Pierre Dandjinou, vice president for ICANN Africa.
The lack of digital market community involvement in Africa is hampering its growth and competence on a global scale, according to the International Corporation of Assigned Names and Numbers (ICANN).
Speaking during a panel discussion on the future of the domain name industry in Africa at iWeek in Johannesburg, Pierre Dandjinou, vice president for ICANN Africa, pointed to the lack of communication in African communities.
HumanIPO reported earlier today on ICANN’s three-year strategy to leverage its African participation.
South Africa is considered an example for the continent, with Dandjinou pointing to a lack of available information and business engagement in African communities.
“There is no such a debate or discussion,” Dandjinou said.
According to Vika Mpisane, general manager of the ZA Name Domain Association (ZADNA), the future of growth in Africa is about finding business shortcuts in implementing the newest models.

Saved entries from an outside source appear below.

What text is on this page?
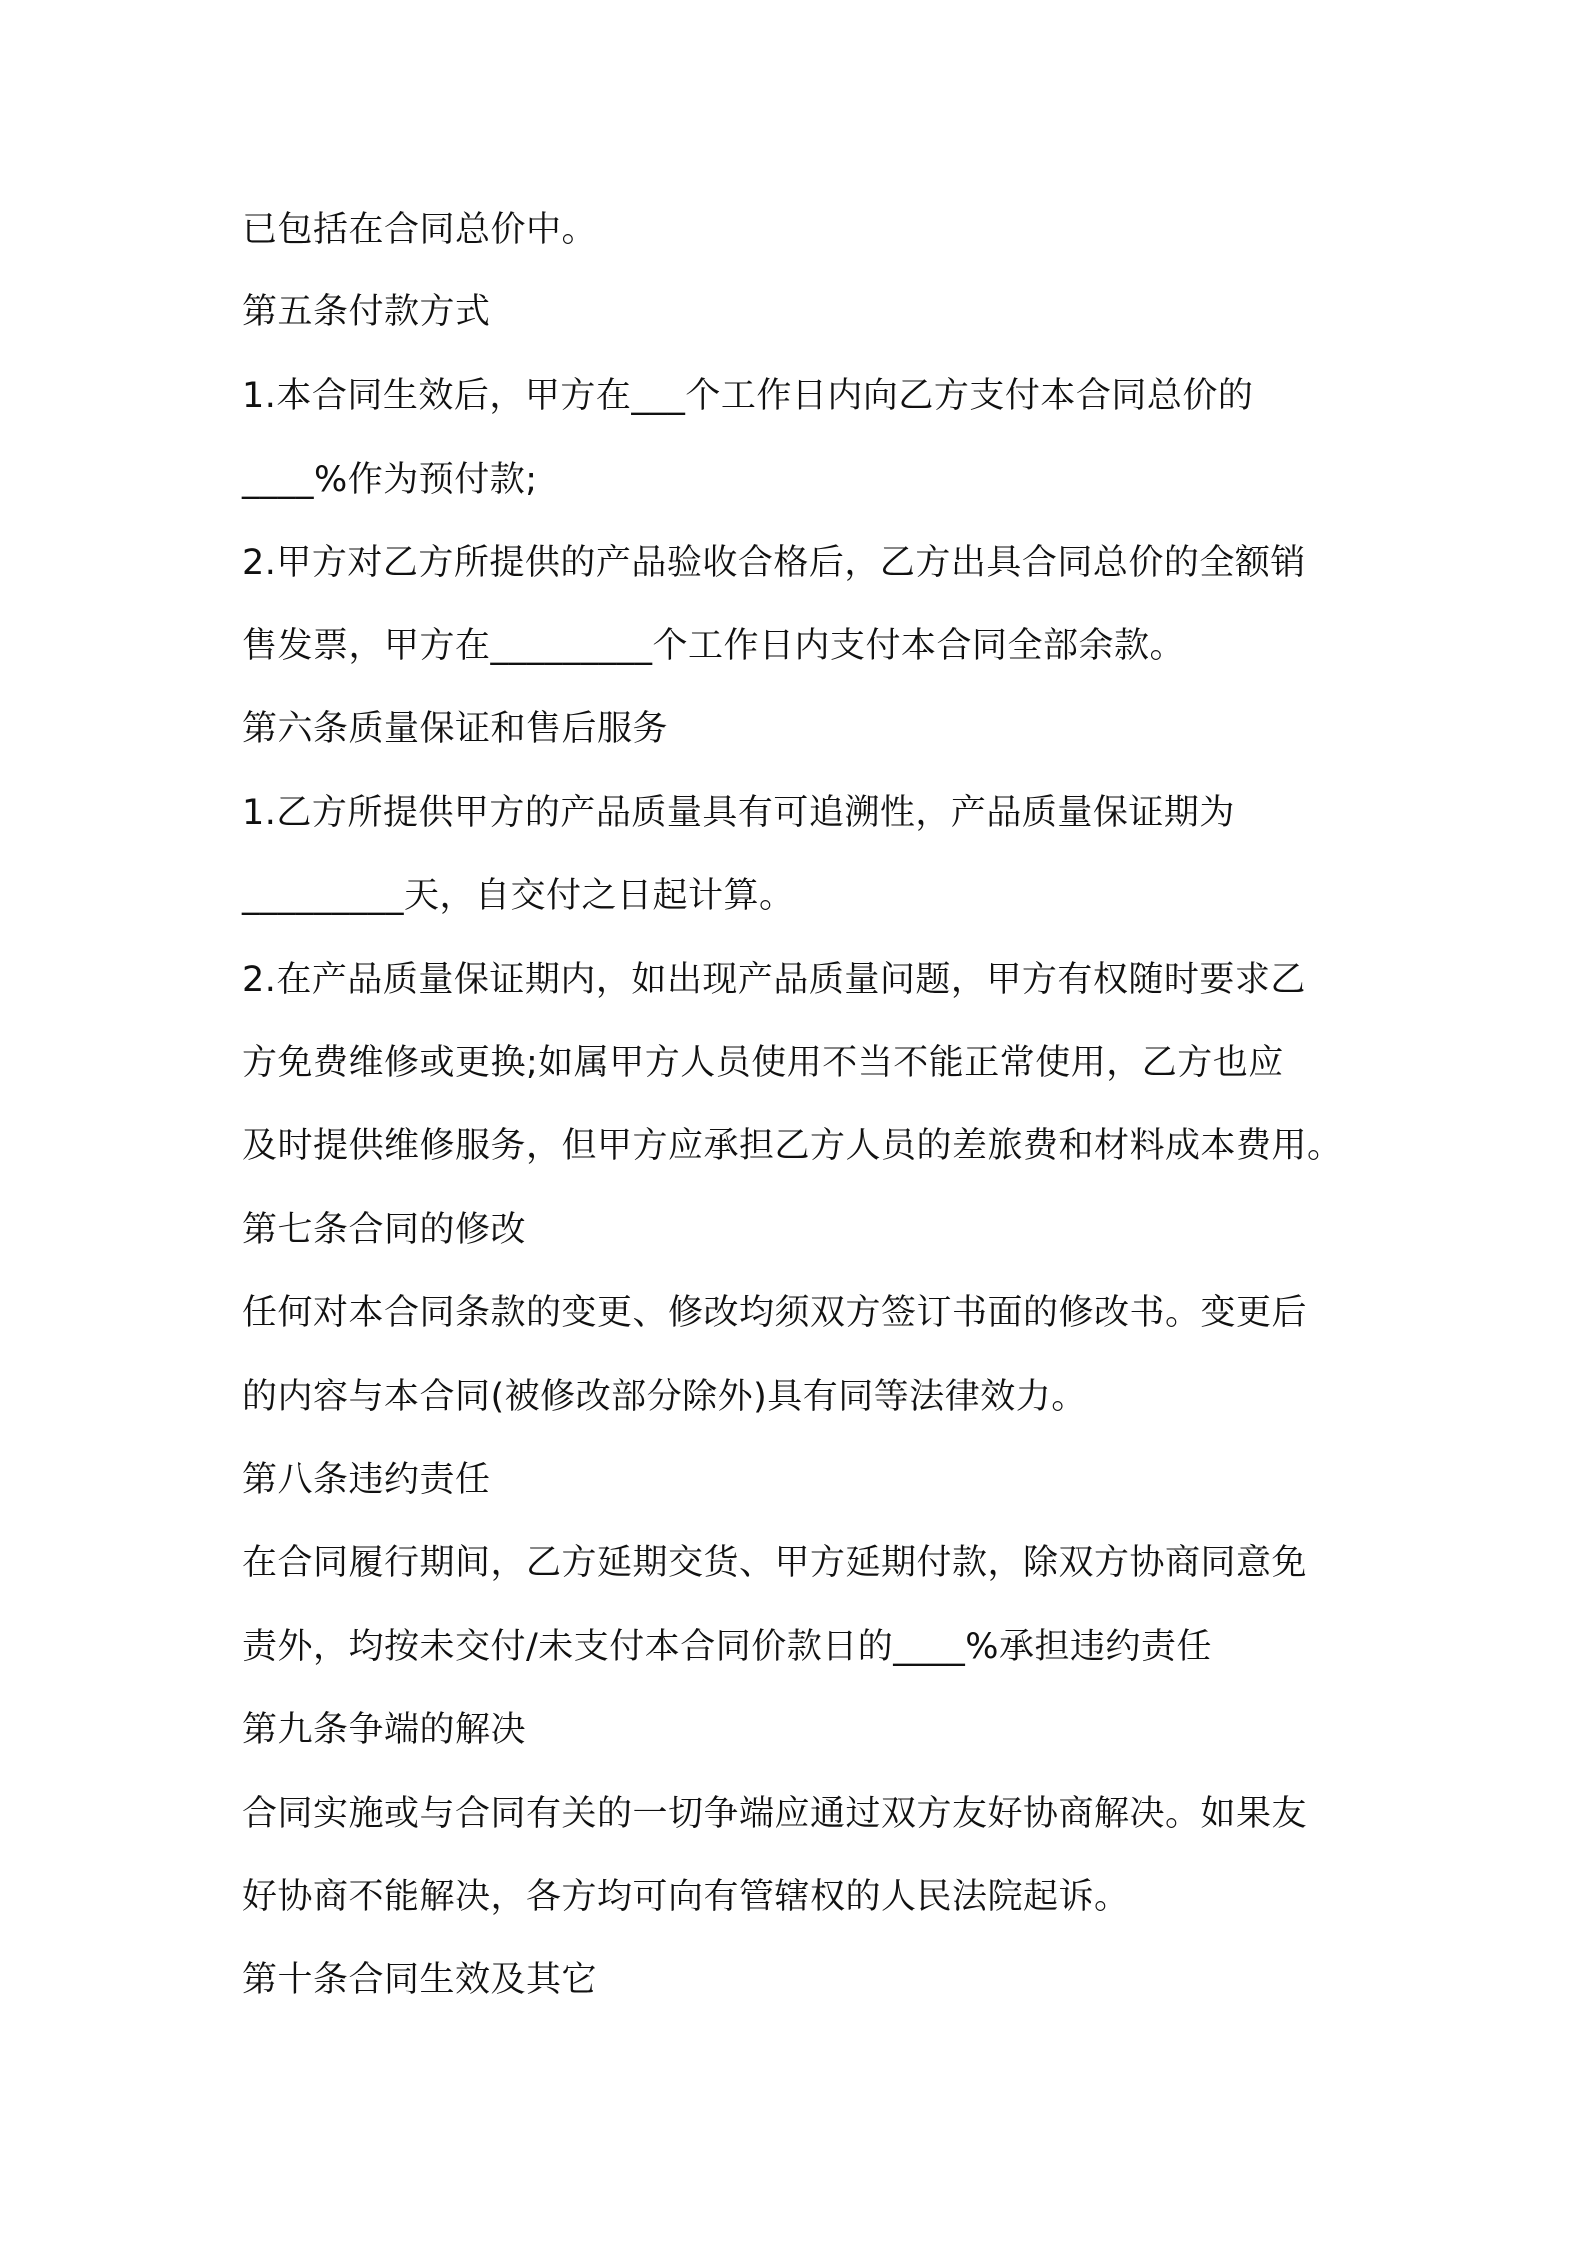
已包括在合同总价中。
第五条付款方式
1.本合同生效后，甲方在___个工作日内向乙方支付本合同总价的
____%作为预付款;
2.甲方对乙方所提供的产品验收合格后，乙方出具合同总价的全额销
售发票，甲方在_________个工作日内支付本合同全部余款。
第六条质量保证和售后服务
1.乙方所提供甲方的产品质量具有可追溯性，产品质量保证期为
_________天，自交付之日起计算。
2.在产品质量保证期内，如出现产品质量问题，甲方有权随时要求乙
方免费维修或更换;如属甲方人员使用不当不能正常使用，乙方也应
及时提供维修服务，但甲方应承担乙方人员的差旅费和材料成本费用。
第七条合同的修改
任何对本合同条款的变更、修改均须双方签订书面的修改书。变更后
的内容与本合同(被修改部分除外)具有同等法律效力。
第八条违约责任
在合同履行期间，乙方延期交货、甲方延期付款，除双方协商同意免
责外，均按未交付/未支付本合同价款日的____%承担违约责任
第九条争端的解决
合同实施或与合同有关的一切争端应通过双方友好协商解决。如果友
好协商不能解决，各方均可向有管辖权的人民法院起诉。
第十条合同生效及其它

“In essence it is preparing ourselves for the necessary infrastructure so that registrars and end consumers… [can engage with a] good fundamental structure as basis,” Mpisane said.
Dandjinou feels registrars are not making progress, considering the vast amounts of money invested for the intended purposes of growing the industry in Africa.
He believes the focus needs to shift to Africa as a market and its business name for which the barrier of information provision has to be bridged for awareness.
Community participation is also essential for future growth, which Neil Dundas, director of the ZA Central Registry (ZACR), feels is a gap on local level.
While ICANN has partnered with organisations such as the Internet Society (ISOC) to understand the African market better, local governments and other stakeholders need to step up to face challenges the industry faces.
“The registry of domain name is dependent on locals themselves,” Mpisane said.
“The main system as it stands is not a silver bullet – it is one key factor in a greater system. The whole community must come together,” Dundas said, esteeming the lack of passion and drive for ICT policies in Africa.
Contextualisation, reorganisation and complying with regulatory rules will be significant points of African community participation.
“There will be opportunities for Africa to take advantage of,” Mpisane said.
Dandjinous emphasised the importance for African governments to take ownership of the domains while complying with the rules set to guide the way forward.